# 5x5's and Up



## tfkscores (Jun 25, 2009)

If you know how to solve a 4x4 do you automatically know how to solve a 6x6? Or even a 7x7 or 5x5? I'm planning on buying some but I dont know if there is a difference or not. Also could you post a good tutorial on how to solve a 5x5 and up? Thanks


----------



## Musturd (Jun 25, 2009)

Basically you do, but you may have to alter an algorithm you learned for the 4x4 by a slice or two.
It wouldn't hurt watching a tutorial video for a bigger cube if you get stuck, though.


----------



## JLarsen (Jun 25, 2009)

I say once you can solve a 4x4 and 5x5 you can solve anything bigger.


----------



## Musje (Jun 25, 2009)

I've solved the 5x5 once (not mine, friend brought it to school)
Without any help, just my knowledge of 3x3 and 4x4 

But then I didn't have parity so that might be a problem (and took me like 3 minutes to get the last 2 edges lined up because I couldn't use my 4x4 method)


----------



## Edam (Jun 25, 2009)

7x7's last 2 centers can trip you up a little if you're not used to them, you have to understand what you're doing a bit more,


----------



## rjohnson_8ball (Jun 25, 2009)

A 4x4 does not equip you to handle the centers on big cubes. Try big cubes (like 7x7) for free first by downloading the free NxN cube program at gabbasoft.com.


----------



## Dene (Jun 26, 2009)

Not necessarily. If you understand what you are doing you will not have any trouble. But if you don't understand, like many people, you will not be able to do it.


----------



## mrCage (Jun 26, 2009)

Dene said:


> Not necessarily. If you understand what you are doing you will not have any trouble. But if you don't understand, like many people, you will not be able to do it.


 
Let's face it. Today most fresh cubers do not try to understand what they are doing. They simply want a fast recipe or method for their cube solving. No such recipe for 4x4x4/5x5x5 would equip you with tools for handling all the centers cases showing up on larger cubes. If you fully understand the method you have learnt you would be better equipped, yes.
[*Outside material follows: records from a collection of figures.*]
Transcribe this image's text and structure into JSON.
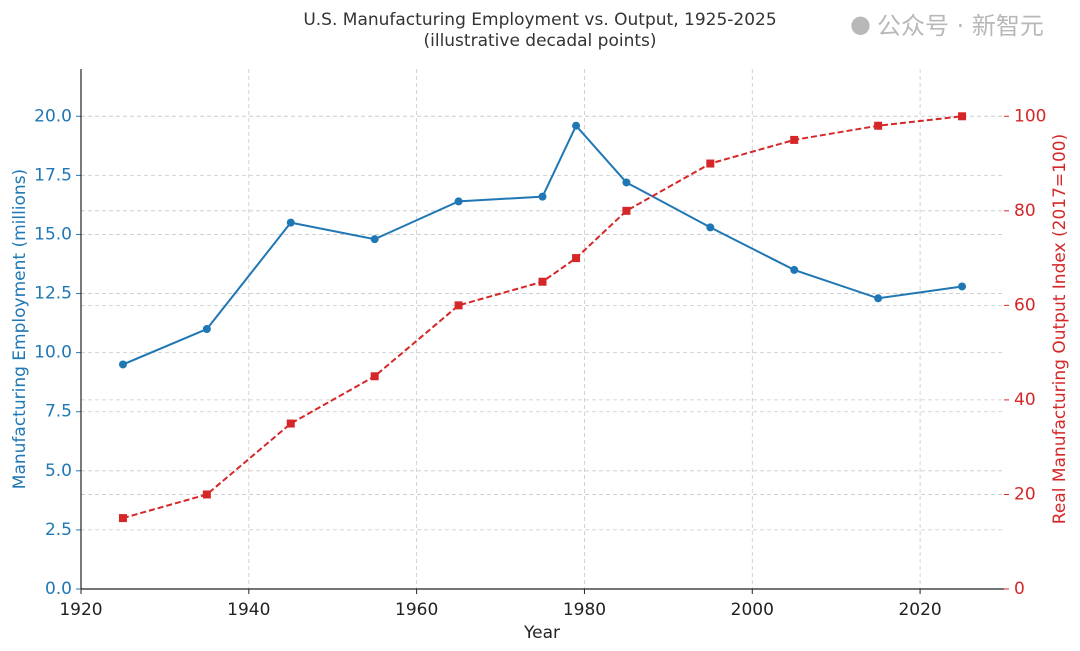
{
  "chart_data": {
    "type": "line",
    "title": "U.S. Manufacturing Employment vs. Output, 1925-2025",
    "subtitle": "(illustrative decadal points)",
    "xlabel": "Year",
    "ylabel": "Manufacturing Employment (millions)",
    "ylabel_right": "Real Manufacturing Output Index (2017=100)",
    "xlim": [
      1920,
      2030
    ],
    "ylim": [
      0,
      22
    ],
    "ylim_right": [
      0,
      110
    ],
    "xticks": [
      1920,
      1940,
      1960,
      1980,
      2000,
      2020
    ],
    "yticks": [
      "0.0",
      "2.5",
      "5.0",
      "7.5",
      "10.0",
      "12.5",
      "15.0",
      "17.5",
      "20.0"
    ],
    "yticks_right": [
      "0",
      "20",
      "40",
      "60",
      "80",
      "100"
    ],
    "grid": true,
    "x": [
      1925,
      1935,
      1945,
      1955,
      1965,
      1975,
      1979,
      1985,
      1995,
      2005,
      2015,
      2025
    ],
    "series": [
      {
        "axis": "left",
        "color": "#1f77b4",
        "marker": "circle",
        "linestyle": "solid",
        "values": [
          9.5,
          11.0,
          15.5,
          14.8,
          16.4,
          16.6,
          19.6,
          17.2,
          15.3,
          13.5,
          12.3,
          12.8
        ]
      },
      {
        "axis": "right",
        "color": "#d62728",
        "marker": "square",
        "linestyle": "dashed",
        "values": [
          15,
          20,
          35,
          45,
          60,
          65,
          70,
          80,
          90,
          95,
          98,
          100
        ]
      }
    ]
  },
  "watermark": "公众号 · 新智元"
}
Extreme speed solving does not provide you with in depth knowledge applicable to universal puzzle solving. For that you'd be better off learning general solving skills like analysing cycical decomposition of the available turns, commutator construction etc etc ...

Per


----------



## AvGalen (Jun 26, 2009)

Let's face it. Most cubers never tried to understand what they were doing, ever. This isn't something that is different with this generation of cubers.
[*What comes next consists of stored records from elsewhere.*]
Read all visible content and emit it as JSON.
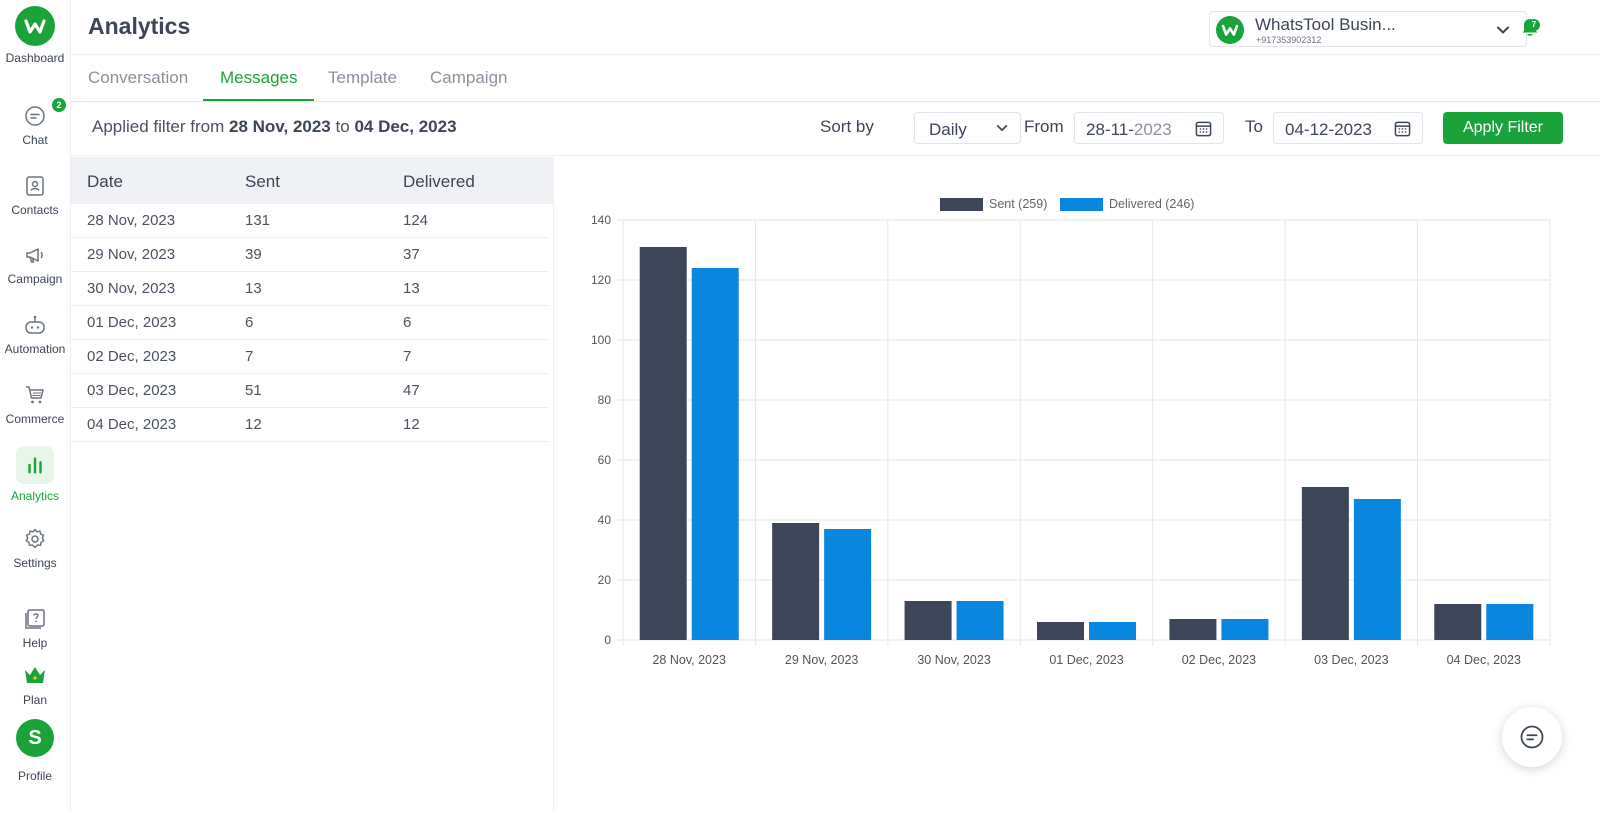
{
  "sidebar": {
    "items": [
      {
        "label": "Dashboard"
      },
      {
        "label": "Chat",
        "badge": "2"
      },
      {
        "label": "Contacts"
      },
      {
        "label": "Campaign"
      },
      {
        "label": "Automation"
      },
      {
        "label": "Commerce"
      },
      {
        "label": "Analytics",
        "active": true
      },
      {
        "label": "Settings"
      },
      {
        "label": "Help"
      },
      {
        "label": "Plan"
      },
      {
        "label": "Profile",
        "avatar_letter": "S"
      }
    ]
  },
  "header": {
    "title": "Analytics",
    "account_name": "WhatsTool Busin...",
    "account_phone": "+917353902312",
    "notification_count": "7"
  },
  "tabs": [
    {
      "label": "Conversation"
    },
    {
      "label": "Messages",
      "active": true
    },
    {
      "label": "Template"
    },
    {
      "label": "Campaign"
    }
  ],
  "filter": {
    "applied_prefix": "Applied filter from",
    "applied_from": "28 Nov, 2023",
    "applied_to_word": "to",
    "applied_to": "04 Dec, 2023",
    "sort_label": "Sort by",
    "sort_value": "Daily",
    "from_label": "From",
    "from_value_main": "28-11-",
    "from_value_year": "2023",
    "to_label": "To",
    "to_value": "04-12-2023",
    "apply_button": "Apply Filter"
  },
  "table": {
    "headers": [
      "Date",
      "Sent",
      "Delivered"
    ],
    "rows": [
      [
        "28 Nov, 2023",
        "131",
        "124"
      ],
      [
        "29 Nov, 2023",
        "39",
        "37"
      ],
      [
        "30 Nov, 2023",
        "13",
        "13"
      ],
      [
        "01 Dec, 2023",
        "6",
        "6"
      ],
      [
        "02 Dec, 2023",
        "7",
        "7"
      ],
      [
        "03 Dec, 2023",
        "51",
        "47"
      ],
      [
        "04 Dec, 2023",
        "12",
        "12"
      ]
    ]
  },
  "colors": {
    "brand": "#1aa33a",
    "sent": "#3d4659",
    "delivered": "#0b86de"
  },
  "chart_data": {
    "type": "bar",
    "categories": [
      "28 Nov, 2023",
      "29 Nov, 2023",
      "30 Nov, 2023",
      "01 Dec, 2023",
      "02 Dec, 2023",
      "03 Dec, 2023",
      "04 Dec, 2023"
    ],
    "series": [
      {
        "name": "Sent (259)",
        "values": [
          131,
          39,
          13,
          6,
          7,
          51,
          12
        ],
        "color": "#3d4659"
      },
      {
        "name": "Delivered (246)",
        "values": [
          124,
          37,
          13,
          6,
          7,
          47,
          12
        ],
        "color": "#0b86de"
      }
    ],
    "ylim": [
      0,
      140
    ],
    "yticks": [
      0,
      20,
      40,
      60,
      80,
      100,
      120,
      140
    ],
    "grid": true,
    "legend": "top-center"
  }
}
When I got my hands on a 3x3x3 I couldn't figure it out myself and learned my first method. I didn't understand the "rules of the cube", orientation or anything I consider common knowledge right now. All I understood intuitively was that "centers didn't move, piece (not stickers) had to go to a fixed place and that blockbuilding or layering would be a way to solve it

I figured out how to do many other puzzles (magics, clock, pyraminx, nintendo barrel and variations and even square-1) before I finally decided to find a way of solving a 3x3x3 myself (I called them pretty algs, turned out they were mostly commutatorbased algs)

Today, I wouldn't know what cycical (cyclic?) decomposition would be.


----------



## rahulkadukar (Jun 26, 2009)

I believe it depends on the method. If you are using a very basic beginners method for 4x4x4 and 5x5x5 and know what is going on then you can solve any cube


----------



## AvGalen (Jun 26, 2009)

rahulkadukar said:


> I believe it depends on the method. If you are using a very basic beginners method for 4x4x4 and 5x5x5 and know what is going on then you can solve any cube


At first I used a layer-by-layer method from 3x3x3 on bigger cubes. This works just fine without the need to learn anything new (except parity)
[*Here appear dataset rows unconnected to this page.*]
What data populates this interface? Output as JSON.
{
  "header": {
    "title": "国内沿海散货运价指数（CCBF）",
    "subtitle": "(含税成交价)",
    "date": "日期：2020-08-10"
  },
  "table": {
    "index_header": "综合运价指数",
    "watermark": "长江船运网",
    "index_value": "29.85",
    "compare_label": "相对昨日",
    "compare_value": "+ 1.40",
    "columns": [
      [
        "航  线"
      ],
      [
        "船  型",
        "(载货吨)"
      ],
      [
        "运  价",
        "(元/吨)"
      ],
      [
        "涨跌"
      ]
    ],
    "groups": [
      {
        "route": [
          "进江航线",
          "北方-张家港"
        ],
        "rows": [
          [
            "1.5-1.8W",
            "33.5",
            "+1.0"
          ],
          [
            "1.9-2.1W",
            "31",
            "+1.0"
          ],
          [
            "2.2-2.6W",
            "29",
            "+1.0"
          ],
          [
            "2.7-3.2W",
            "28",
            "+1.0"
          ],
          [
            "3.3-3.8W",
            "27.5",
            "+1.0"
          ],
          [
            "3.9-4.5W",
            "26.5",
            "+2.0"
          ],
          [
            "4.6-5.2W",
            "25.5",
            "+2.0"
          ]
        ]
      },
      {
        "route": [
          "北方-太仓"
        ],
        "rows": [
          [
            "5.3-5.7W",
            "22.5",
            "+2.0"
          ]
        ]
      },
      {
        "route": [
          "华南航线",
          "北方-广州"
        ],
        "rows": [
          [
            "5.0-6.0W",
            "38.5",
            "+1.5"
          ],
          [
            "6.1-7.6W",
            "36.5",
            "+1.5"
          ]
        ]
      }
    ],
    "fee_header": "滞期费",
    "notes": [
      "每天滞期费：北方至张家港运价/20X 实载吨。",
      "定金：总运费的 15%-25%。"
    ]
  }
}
And for PLL-parity on 4x4x4 I actually discovered that "rebuilding the centers shifted by one" (so instead of red-green-orange-blue I build green-orange-blue-red, like on a void-cube) worked. I found out much later that that was because that equalled a quarter turn move (D or D')

I don't remember how I solved OLL Parity anymore. I think I swapped 2 centers and then restored them in another way.

But if you learn and understand a reduction method (centers, edge-pairing, 3x3x3, parity) or a corners first method for 4x4x4 you can solve any size cube after some playing around


----------